So where are the media at currently on the issue of the over-priced F-35 First Strike Fighter Jets replacing the soon to be mothballed CF-18's? Well, over at Canada's National Newspaper, J.L. Granastein makes a really poor argument that these jets aren't just shiny new toys for the military by... talking about all the neat gadgets we get if we buy the F-35:
We might be involved in coalition air operations, and the F-35 could fill that role, both as a strike aircraft and as an interceptor. Its stealth technology – and a host of additional high-tech wonders – make it potentially the best fighter available anywhere for the next quarter-century, and that explains why so many countries want to purchase it.There's a lot wrong with his argument for procurement of these first strike weapons, number one of which is (aside from spending exorbitant amounts of Canadian taxpayers money) the idea of always being at the ready to join the Americans in bringing war and destruction to the Middle-East instead of doing something useful like say, peace-keeping. Also the Canadian press is doing its standard crappy job of informing Canadians about the Tory wish list of other toys for the military over the next 6 years. That's gonna' cost upwards of $115 Billion. Health care anyone?

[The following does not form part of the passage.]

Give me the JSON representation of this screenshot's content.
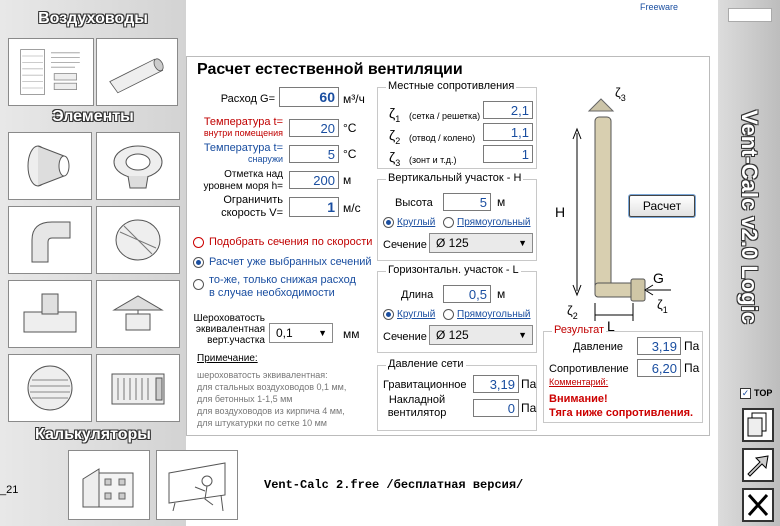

So yesterday I'm having sport at the Tories expense about their lack of a jobs for youths strategy, which they've gone and made worse during the current economic downturn by cutting funding for Katimavik. So I open the morning's local fish-wrap and behold the Conservatives are announcing $27 million dollars worth of spending on... yeah, a youth jobs program. Well good, I think to myself. It's something anyhow. Right? Wrong!
The $26.7-million, a mix of previously committed and new money, is earmarked for eight projects. The biggest beneficiary is the YMCA of Greater Toronto, awarded 90 per cent of the money. Nearly $9-million of this will be used over the next three fiscal years to bankroll and administer the Y’s youth exchanges program.So most of this money (90 %) is going to be spent in Toronto. Students looking for a leg up in finding a job in other parts of Canada are on their own.Canada's Tories are nothing if not short-sighted.
Speaking of which, guess what government department is getting hit hardest by Harper's budget cuts: ...the Canadian Food Inspection Agency and Agriculture Canada will be among the hardest-hit departments as Ottawa rolls out where it will cut 19,200 jobs across the country. What could go wrong with that?
David Suzuki writes about the Gulf of St. Lawrence, its importance to our Canadian identity and the legislative changes made by the governing Tories that will have serious repercussions for the health of marine environments in the Gulf of St. Lawrence. (i.e. '...gutting the Fisheries Act by stripping down habitat protection provisions, and it plans to amend the Canadian Environmental Assessment Act in a way that would make it easier for mining and oil companies, for example, to jump through regulatory hoops and get projects up and running faster than the time required to evaluate all their impacts on nature.')
And wrapping this up this wee post, here in Quebec, students are holding rolling protests today in their latest salvo against planned tuition hikes. They hope to finish the day having held 12 different demonstrations in various parts of Montreal. I wonder who blinks first, the premier or the students?